App/Xtn/Page sync
XOWA can synchronize the latest pages from the online version to the offline version
Please note that this feature is still a work in progress. For the latest updates / usage notes, please check https://github.com/gnosygnu/xowa/issues/72 |
Contents
Options
The options page is at Options/Page_sync
Background
In general, offline dumps are generated on a semi-frequent basis:
- Wikimedia generates offline Wikitext dumps twice per month. See https://dumps.wikimedia.org/backup-index.html
- XOWA generates HTML dumps once per month. See Special:XowaDownloadCentral
Sometimes though you may only want to update one page without:
- Waiting for the dump to occur
- Downloading and importing a whole new wiki
The Page sync feature allows you to update selected pages
Issues
The Page sync feature is still a work in progress. The following are known issues:
Math, Helper Buttons (enlarge / more info), Musical scores, and other images don't work
Wikipedia stores some images in a separate location. XOWA still needs code to detect this location, copy it offline, and show it correctly. This should be done in the next few releases, but in the meantime it's heavily recommended that you don't use Automatic sync for all pages. In particular, math pages will lose all equations after a sync. For example, https://en.wikipedia.org/wiki/Pythagorean_theorem
- v3.9.4.1 now syncs Math images
No rollback option
XOWA stores only the latest version of a page. Previous versions of the page will not be available after synchronization. This feature will be added in a future version
If you synchronize and want to rollback, you will need to do it manually for all updates.
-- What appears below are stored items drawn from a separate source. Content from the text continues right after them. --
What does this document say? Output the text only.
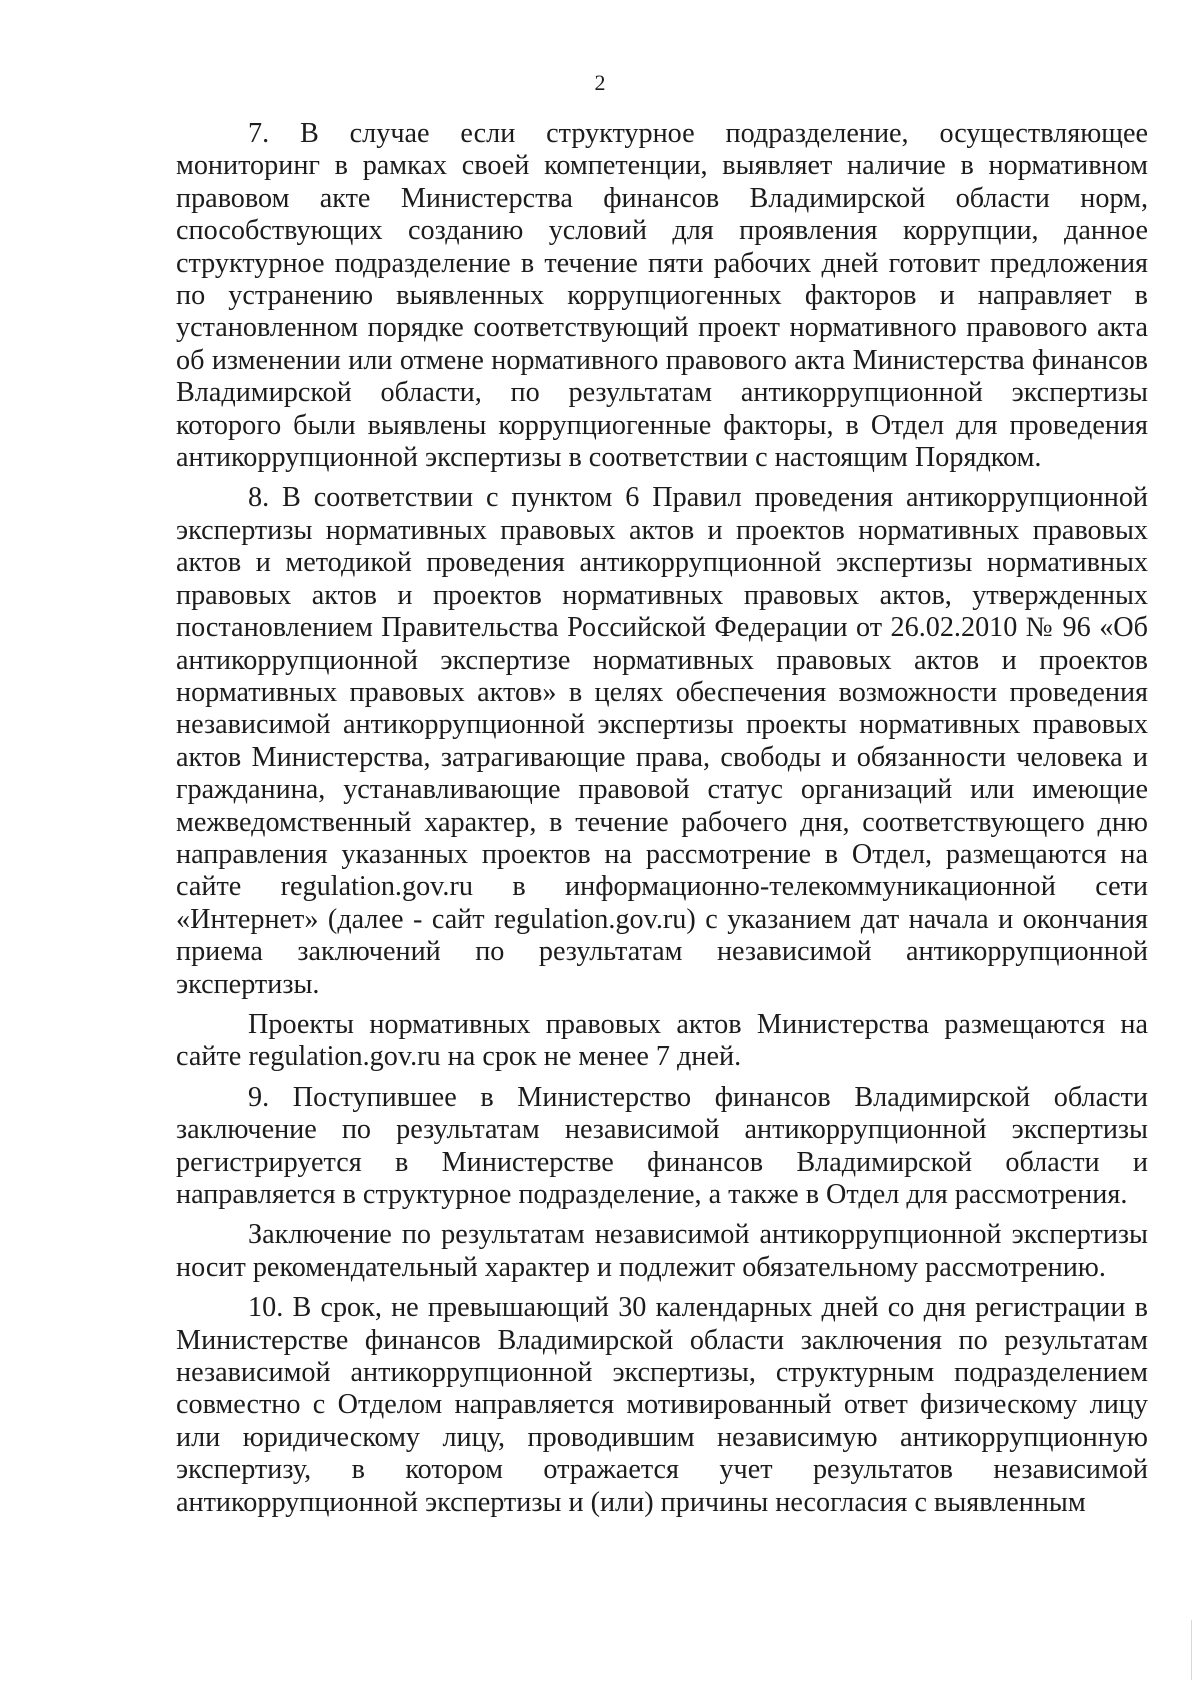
2

7. В случае если структурное подразделение, осуществляющее мониторинг в рамках своей компетенции, выявляет наличие в нормативном правовом акте Министерства финансов Владимирской области норм, способствующих созданию условий для проявления коррупции, данное структурное подразделение в течение пяти рабочих дней готовит предложения по устранению выявленных коррупциогенных факторов и направляет в установленном порядке соответствующий проект нормативного правового акта об изменении или отмене нормативного правового акта Министерства финансов Владимирской области, по результатам антикоррупционной экспертизы которого были выявлены коррупциогенные факторы, в Отдел для проведения антикоррупционной экспертизы в соответствии с настоящим Порядком.

8. В соответствии с пунктом 6 Правил проведения антикоррупционной экспертизы нормативных правовых актов и проектов нормативных правовых актов и методикой проведения антикоррупционной экспертизы нормативных правовых актов и проектов нормативных правовых актов, утвержденных постановлением Правительства Российской Федерации от 26.02.2010 № 96 «Об антикоррупционной экспертизе нормативных правовых актов и проектов нормативных правовых актов» в целях обеспечения возможности проведения независимой антикоррупционной экспертизы проекты нормативных правовых актов Министерства, затрагивающие права, свободы и обязанности человека и гражданина, устанавливающие правовой статус организаций или имеющие межведомственный характер, в течение рабочего дня, соответствующего дню направления указанных проектов на рассмотрение в Отдел, размещаются на сайте regulation.gov.ru в информационно-телекоммуникационной сети «Интернет» (далее - сайт regulation.gov.ru) с указанием дат начала и окончания приема заключений по результатам независимой антикоррупционной экспертизы.

Проекты нормативных правовых актов Министерства размещаются на сайте regulation.gov.ru на срок не менее 7 дней.

9. Поступившее в Министерство финансов Владимирской области заключение по результатам независимой антикоррупционной экспертизы регистрируется в Министерстве финансов Владимирской области и направляется в структурное подразделение, а также в Отдел для рассмотрения.

Заключение по результатам независимой антикоррупционной экспертизы носит рекомендательный характер и подлежит обязательному рассмотрению.

10. В срок, не превышающий 30 календарных дней со дня регистрации в Министерстве финансов Владимирской области заключения по результатам независимой антикоррупционной экспертизы, структурным подразделением совместно с Отделом направляется мотивированный ответ физическому лицу или юридическому лицу, проводившим независимую антикоррупционную экспертизу, в котором отражается учет результатов независимой антикоррупционной экспертизы и (или) причины несогласия с выявленным
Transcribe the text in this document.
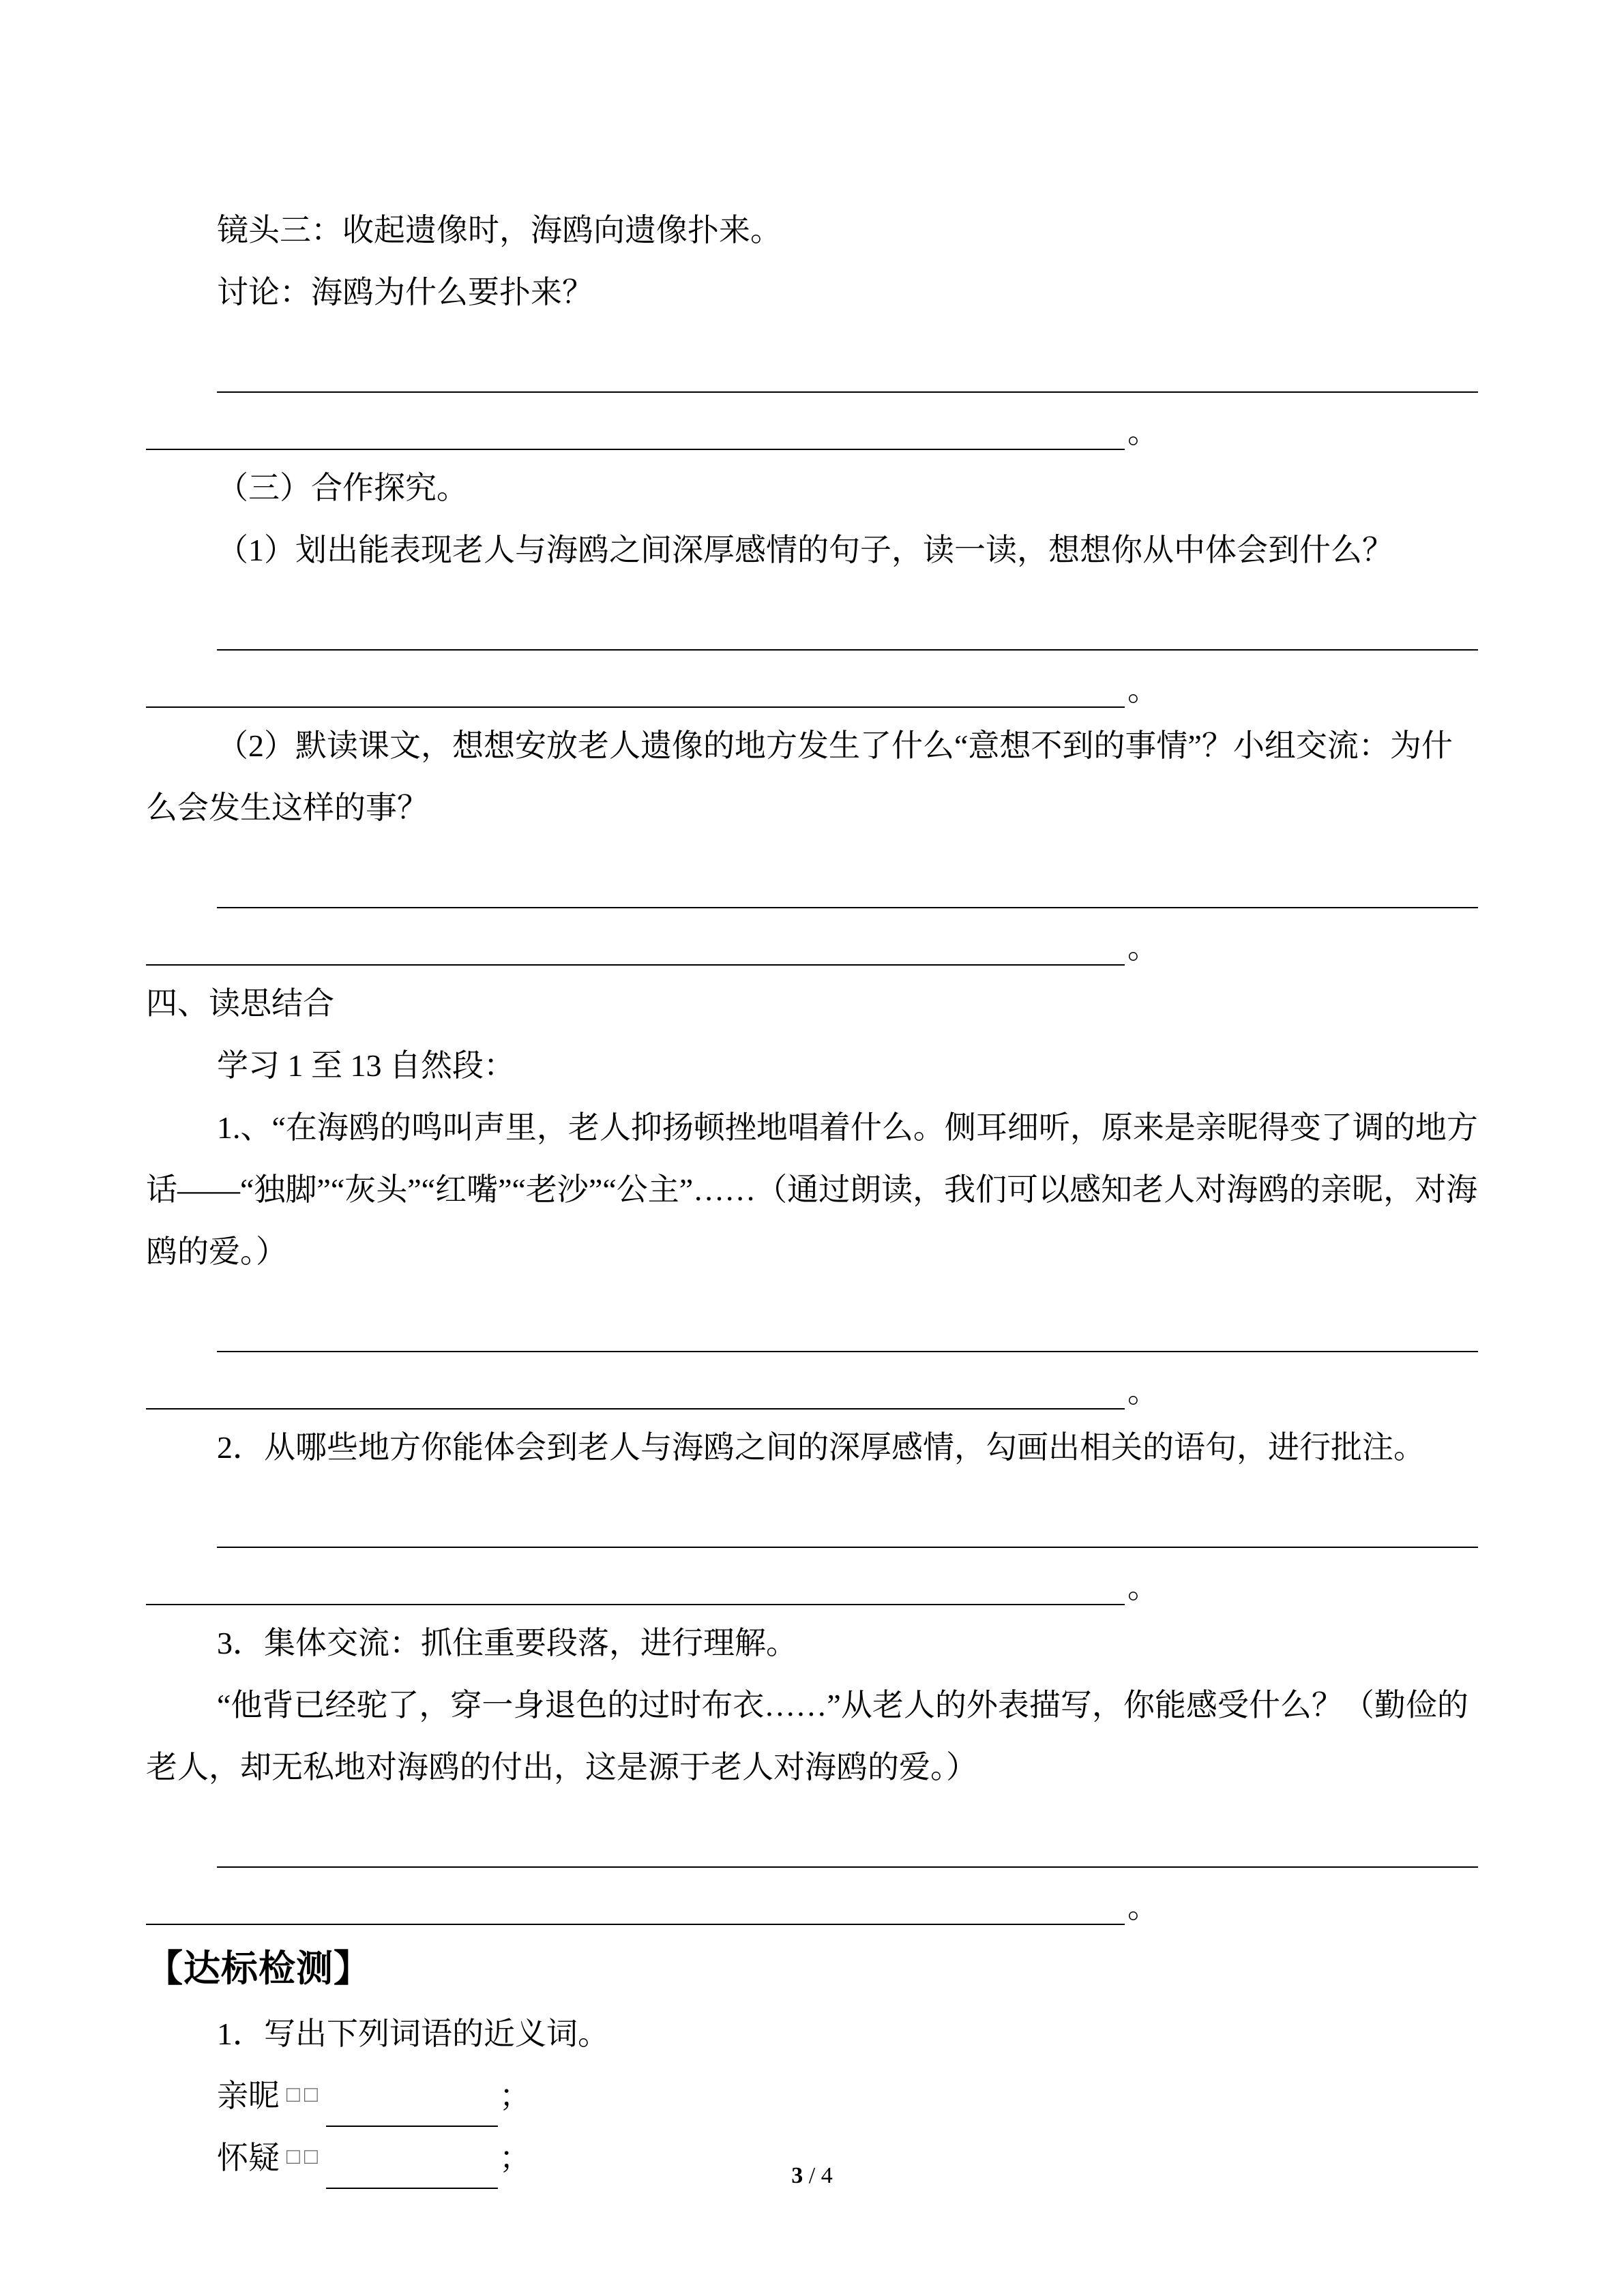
镜头三：收起遗像时，海鸥向遗像扑来。

讨论：海鸥为什么要扑来？

。

（三）合作探究。

（1）划出能表现老人与海鸥之间深厚感情的句子，读一读，想想你从中体会到什么？

。

（2）默读课文，想想安放老人遗像的地方发生了什么“意想不到的事情”？小组交流：为什么会发生这样的事？

。

四、读思结合

学习 1 至 13 自然段：

1.、“在海鸥的鸣叫声里，老人抑扬顿挫地唱着什么。侧耳细听，原来是亲昵得变了调的地方话——“独脚”“灰头”“红嘴”“老沙”“公主”……（通过朗读，我们可以感知老人对海鸥的亲昵，对海鸥的爱。）

。

2．从哪些地方你能体会到老人与海鸥之间的深厚感情，勾画出相关的语句，进行批注。

。

3．集体交流：抓住重要段落，进行理解。

“他背已经驼了，穿一身退色的过时布衣……”从老人的外表描写，你能感受什么？（勤俭的老人，却无私地对海鸥的付出，这是源于老人对海鸥的爱。）

。

【达标检测】

1．写出下列词语的近义词。

亲昵 □□	；
怀疑 □□	；
3 / 4
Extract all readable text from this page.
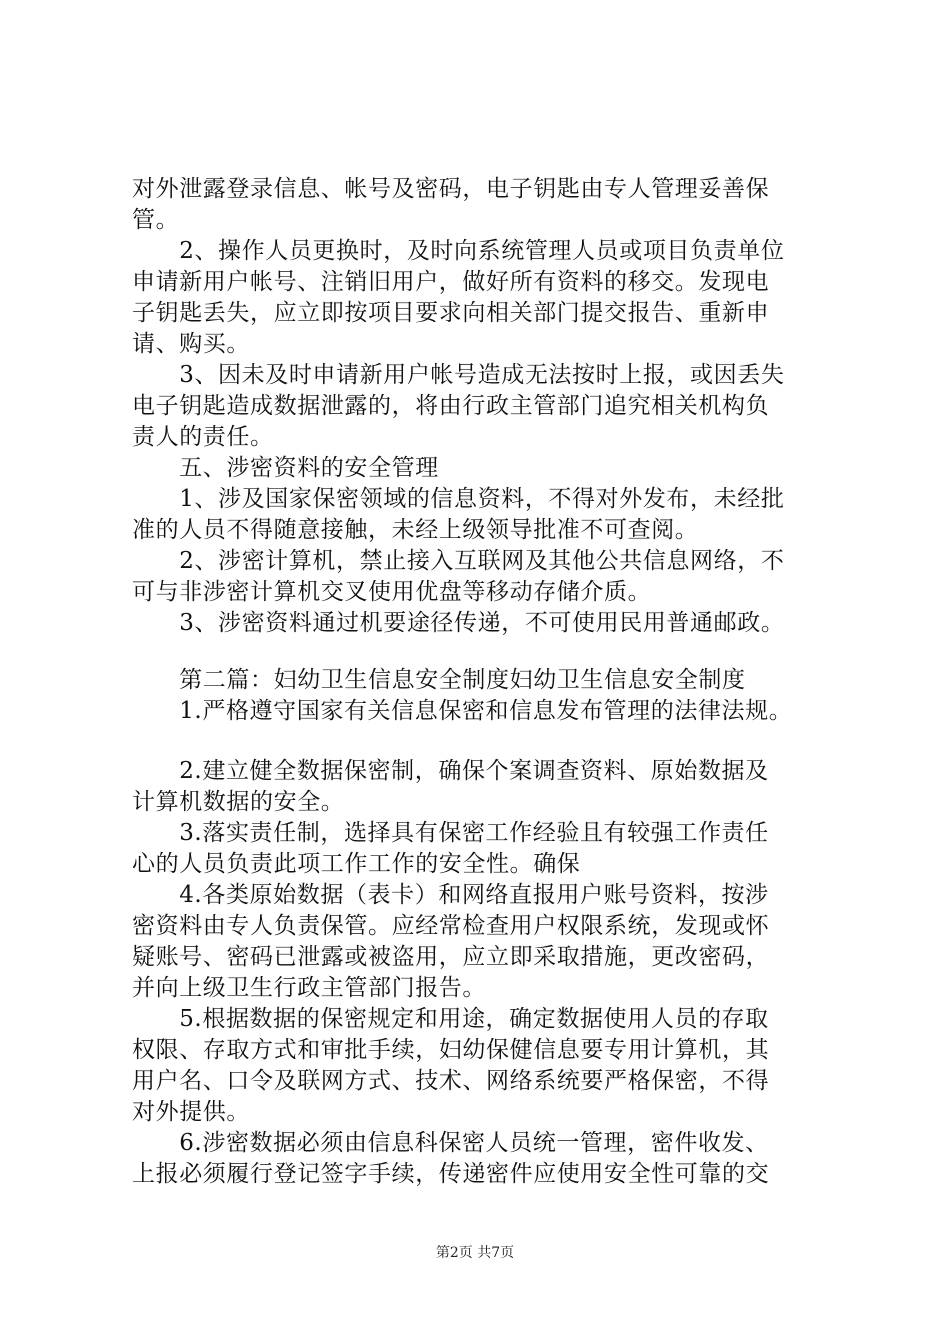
对外泄露登录信息、帐号及密码，电子钥匙由专人管理妥善保
管。
　　2、操作人员更换时，及时向系统管理人员或项目负责单位
申请新用户帐号、注销旧用户，做好所有资料的移交。发现电
子钥匙丢失，应立即按项目要求向相关部门提交报告、重新申
请、购买。
　　3、因未及时申请新用户帐号造成无法按时上报，或因丢失
电子钥匙造成数据泄露的，将由行政主管部门追究相关机构负
责人的责任。
　　五、涉密资料的安全管理
　　1、涉及国家保密领域的信息资料，不得对外发布，未经批
准的人员不得随意接触，未经上级领导批准不可查阅。
　　2、涉密计算机，禁止接入互联网及其他公共信息网络，不
可与非涉密计算机交叉使用优盘等移动存储介质。
　　3、涉密资料通过机要途径传递，不可使用民用普通邮政。
　　第二篇：妇幼卫生信息安全制度妇幼卫生信息安全制度
　　1.严格遵守国家有关信息保密和信息发布管理的法律法规。
　　2.建立健全数据保密制，确保个案调查资料、原始数据及
计算机数据的安全。
　　3.落实责任制，选择具有保密工作经验且有较强工作责任
心的人员负责此项工作工作的安全性。确保
　　4.各类原始数据（表卡）和网络直报用户账号资料，按涉
密资料由专人负责保管。应经常检查用户权限系统，发现或怀
疑账号、密码已泄露或被盗用，应立即采取措施，更改密码，
并向上级卫生行政主管部门报告。
　　5.根据数据的保密规定和用途，确定数据使用人员的存取
权限、存取方式和审批手续，妇幼保健信息要专用计算机，其
用户名、口令及联网方式、技术、网络系统要严格保密，不得
对外提供。
　　6.涉密数据必须由信息科保密人员统一管理，密件收发、
上报必须履行登记签字手续，传递密件应使用安全性可靠的交
第2页 共7页
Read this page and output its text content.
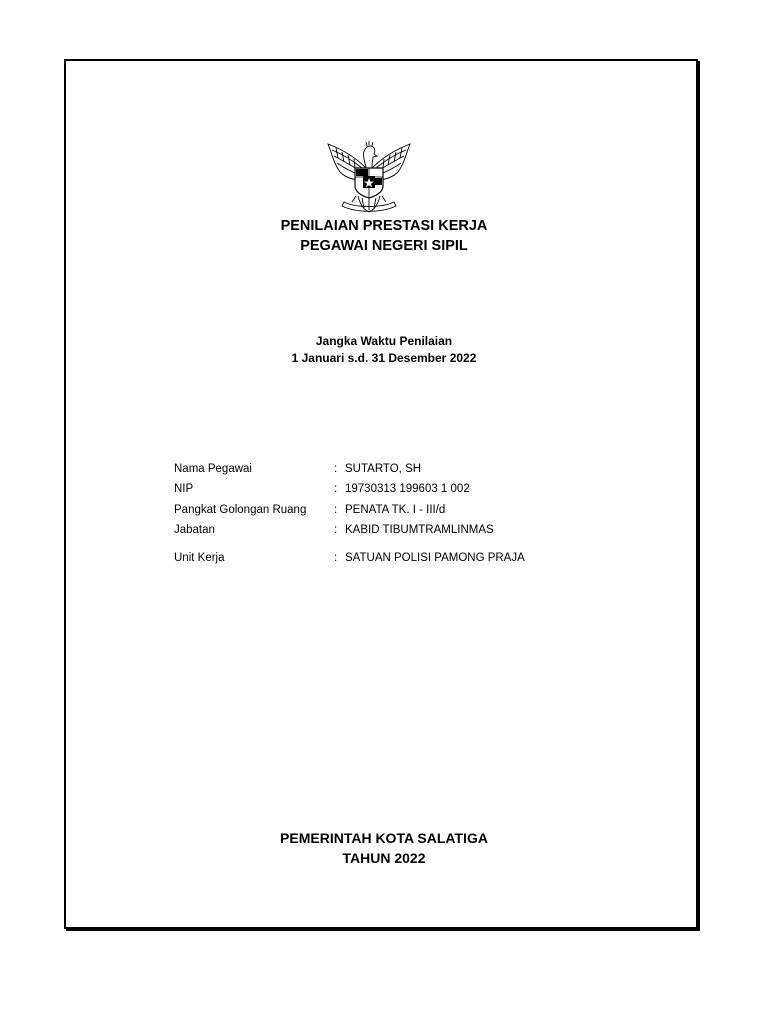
PENILAIAN PRESTASI KERJA
PEGAWAI NEGERI SIPIL
Jangka Waktu Penilaian
1 Januari s.d. 31 Desember 2022
Nama Pegawai	: SUTARTO, SH
NIP	: 19730313 199603 1 002
Pangkat Golongan Ruang : PENATA TK. I - III/d
Jabatan	: KABID TIBUMTRAMLINMAS
Unit Kerja	: SATUAN POLISI PAMONG PRAJA
PEMERINTAH KOTA SALATIGA
TAHUN 2022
For example, here's a scenario for English Wikipedia:
- Backup en.wikipedia.org-core.xowa.
- Backup en.wikipedia.org-html.user.xowa and en.wikipedia.org-sync.xowa if they exist.
- Synchronize https://en.wikipedia.org/wiki/Pythagorean_theorem
- Realize that the synchronization is bad and start the rollback.
- Exit XOWA
- Restore en.wikipedia.org-core.xowa
- If backups exist, restore en.wikipedia.org-html.user.xowa and en.wikipedia.org-sync.xowa
- If backups don't exist, delete en.wikipedia.org-html.user.xowa and en.wikipedia.org-sync.xowa
- Run XOWA and go to https://en.wikipedia.org/wiki/Pythagorean_theorem
No synchronization for new pages
A page must exist in the offline wiki in order to be synchronized. New pages cannot be synchronized. Navigating to a new page will just result in a "Page not found" error.
This feature will also be added in a future version
Other issues
Other issues may be present. Please check https://github.com/gnosygnu/xowa/issues/72 for updates. Once the issue is closed, then the Page Sync feature will no longer be marked "Work in progress" and should be fully operational
Usage notes
Manual sync
Manual sync works by doing the following:
- Enable "manual sync" in the options page
- Click the "Sync" link in the left-hand sidebar.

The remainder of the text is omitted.